Congratulations! You finally got the coveted contract from a traditional publisher. Before you sign on the dotted line, there are some things you’ll want to chat about with your agent or lawyer. Below are some negotiating tips to get the deal more in your favor.
1. Grant of Rights. This is arguably the most important part of the contract. Everything else stems from it. You want to make sure you grant the publisher an exclusive right to publish your work. Make sure to not assign your book to your publisher. Once this happens, you won’t own the copyright to your book and you will effectively lose control of it.
2. Representations and Warranties. A representation is a state of fact at a given time, and a warranty is a promise into the future that your representation will remain true. You will likely see that your publisher is asking you to represent and warrant, among other things, that your book doesn’t violate copyright laws, isn’t libelous, and isn’t harmful or injurious to readers. If you read your representations and warranties and you’re unsure if your work violates any of them, ask to qualify the language “to the best of Author’s knowledge.”
3. Delivery of Manuscript. The acceptance of your manuscript is often tied to authors receiving portions of their advances, so be sure to get in writing that your work is accepted. If it’s not, ask the publisher to state why and give you a grace period to make your revisions (30 to 60 days). In addition, ask for the acceptance to be satisfactory to the publisher “in form and content,” so the publisher can’t arbitrarily reject your manuscript.
4. Royalties. This section can be its own article. There are so many nuances here that I will generally say to try to get your agent to get list royalties vs. net royalties. Ask your agent if your royalty terms are typical and how you can increase your rates.

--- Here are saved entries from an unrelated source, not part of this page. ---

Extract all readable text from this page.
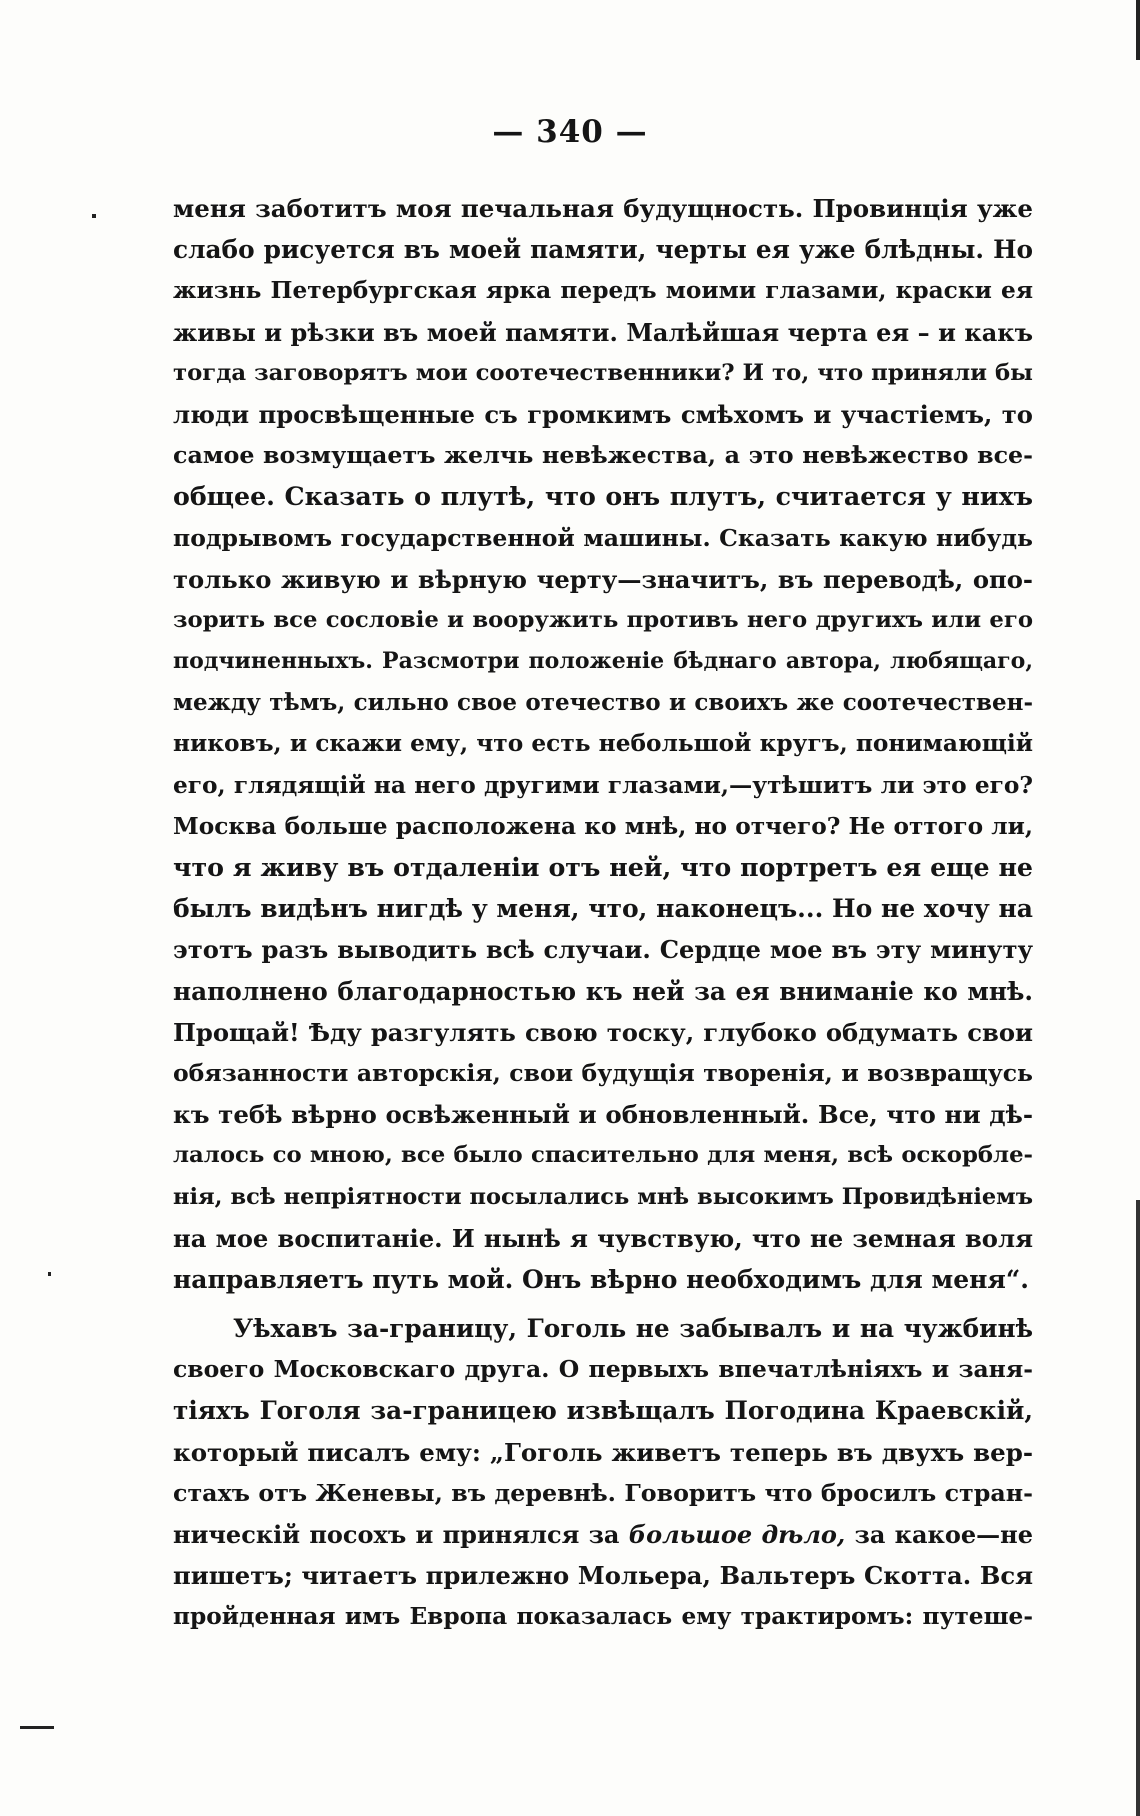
— 340 —
меня заботитъ моя печальная будущность. Провинція уже
слабо рисуется въ моей памяти, черты ея уже блѣдны. Но
жизнь Петербургская ярка передъ моими глазами, краски ея
живы и рѣзки въ моей памяти. Малѣйшая черта ея – и какъ
тогда заговорятъ мои соотечественники? И то, что приняли бы
люди просвѣщенные съ громкимъ смѣхомъ и участіемъ, то
самое возмущаетъ желчь невѣжества, а это невѣжество все-
общее. Сказать о плутѣ, что онъ плутъ, считается у нихъ
подрывомъ государственной машины. Сказать какую нибудь
только живую и вѣрную черту—значитъ, въ переводѣ, опо-
зорить все сословіе и вооружить противъ него другихъ или его
подчиненныхъ. Разсмотри положеніе бѣднаго автора, любящаго,
между тѣмъ, сильно свое отечество и своихъ же соотечествен-
никовъ, и скажи ему, что есть небольшой кругъ, понимающій
его, глядящій на него другими глазами,—утѣшитъ ли это его?
Москва больше расположена ко мнѣ, но отчего? Не оттого ли,
что я живу въ отдаленіи отъ ней, что портретъ ея еще не
былъ видѣнъ нигдѣ у меня, что, наконецъ... Но не хочу на
этотъ разъ выводить всѣ случаи. Сердце мое въ эту минуту
наполнено благодарностью къ ней за ея вниманіе ко мнѣ.
Прощай! Ѣду разгулять свою тоску, глубоко обдумать свои
обязанности авторскія, свои будущія творенія, и возвращусь
къ тебѣ вѣрно освѣженный и обновленный. Все, что ни дѣ-
лалось со мною, все было спасительно для меня, всѣ оскорбле-
нія, всѣ непріятности посылались мнѣ высокимъ Провидѣніемъ
на мое воспитаніе. И нынѣ я чувствую, что не земная воля
направляетъ путь мой. Онъ вѣрно необходимъ для меня“.
Уѣхавъ за-границу, Гоголь не забывалъ и на чужбинѣ
своего Московскаго друга. О первыхъ впечатлѣніяхъ и заня-
тіяхъ Гоголя за-границею извѣщалъ Погодина Краевскій,
который писалъ ему: „Гоголь живетъ теперь въ двухъ вер-
стахъ отъ Женевы, въ деревнѣ. Говоритъ что бросилъ стран-
ническій посохъ и принялся за большое дѣло, за какое—не
пишетъ; читаетъ прилежно Мольера, Вальтеръ Скотта. Вся
пройденная имъ Европа показалась ему трактиромъ: путеше-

5. Subsidiary Rights. Ask your agent to see if your sub-rights breakdowns are favorable (they differ depending on the territory). Also see if your agent has a foreign rights agent to sell your work internationally.

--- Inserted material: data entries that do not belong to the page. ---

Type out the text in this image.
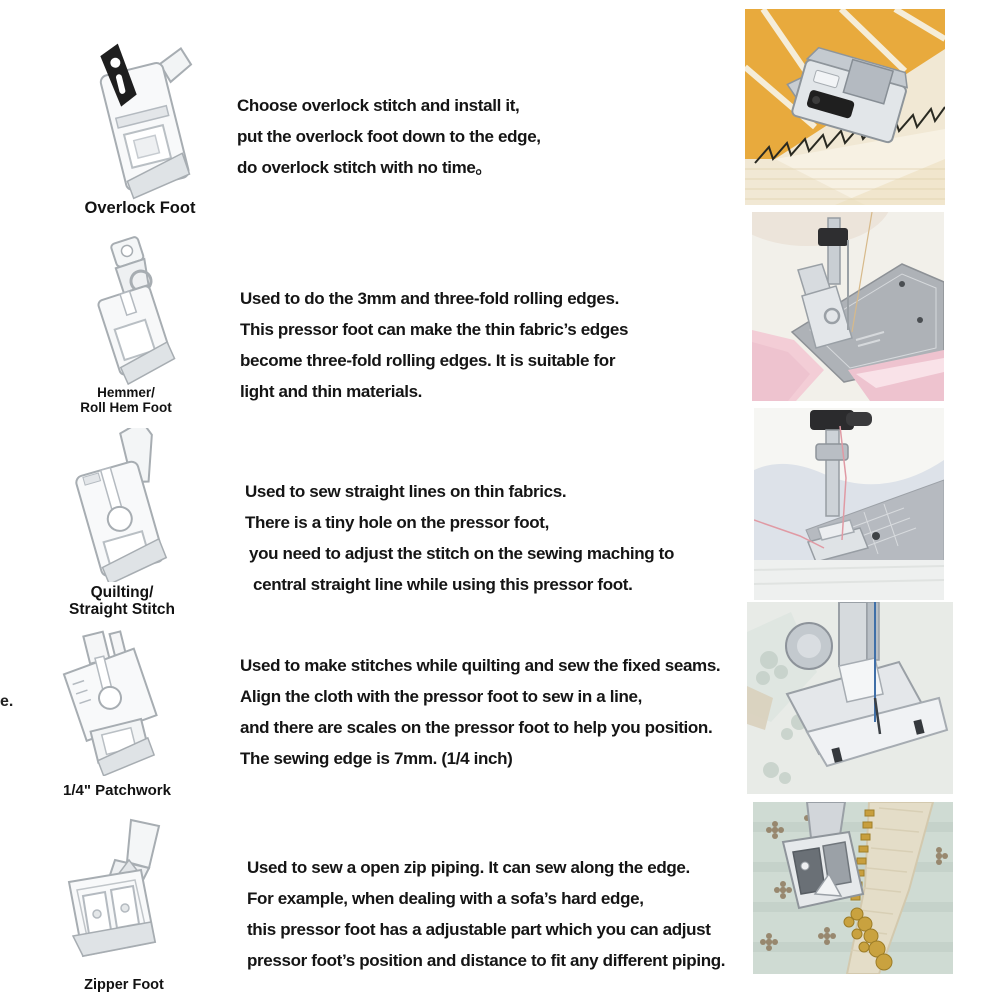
e.
Overlock Foot
Hemmer/
Roll Hem Foot
Quilting/
Straight Stitch
1/4" Patchwork
Zipper Foot
Choose overlock stitch and install it,
put the overlock foot down to the edge,
do overlock stitch with no time。
Used to do the 3mm and three-fold rolling edges.
This pressor foot can make the thin fabric’s edges
become three-fold rolling edges. It is suitable for
light and thin materials.
Used to sew straight lines on thin fabrics.
There is a tiny hole on the pressor foot,
you need to adjust the stitch on the sewing maching to
central straight line while using this pressor foot.
Used to make stitches while quilting and sew the fixed seams.
Align the cloth with the pressor foot to sew in a line,
and there are scales on the pressor foot to help you position.
The sewing edge is 7mm. (1/4 inch)
Used to sew a open zip piping. It can sew along the edge.
For example, when dealing with a sofa’s hard edge,
this pressor foot has a adjustable part which you can adjust
pressor foot’s position and distance to fit any different piping.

6. Option. Try to narrow this clause so your next book covers the same subject or substantially similar book. If you have a collaborator, try to have the option clause only pertain to your specific collaborative team (in case you want to work with others).
7. Cover Art. At a bare minimum, ask the publisher if you can consult on the book cover.
8. Indemnification. Indemnification generally concerns itself with what happens when there is a lawsuit involving your book, such as who pays the legal costs and how the defense of the lawsuit will proceed. Ask the publisher if it has insurance to cover its authors and the amount of the deductible. Also see if you can narrow the clause so that it is triggered by a final, non-appealable judgment rather than a simple claim (note: this will be difficult to get). You can also see if the publisher won’t settle anything without your consent.
9. Out-of-Print. Try to eliminate language that states electronic or print-on-demand editions are considered in print. This may be problematic if you want to move on with a publisher because the book will still technically be considered in print. You can further try to limit the language by saying the clause only refers to print books in a particular language or inserting a financial threshold (e.g., print books in the English language and/or sales less than $100).
10. Author Copies. Try to get more than your standard five to 10 copies. You can ask for a carton (50 copies) for example.
(Disclaimer: This article concerns itself with US law only and is for informational purposes. It is not intended to be legal advice. If you have a legal issue, contact a lawyer near you.)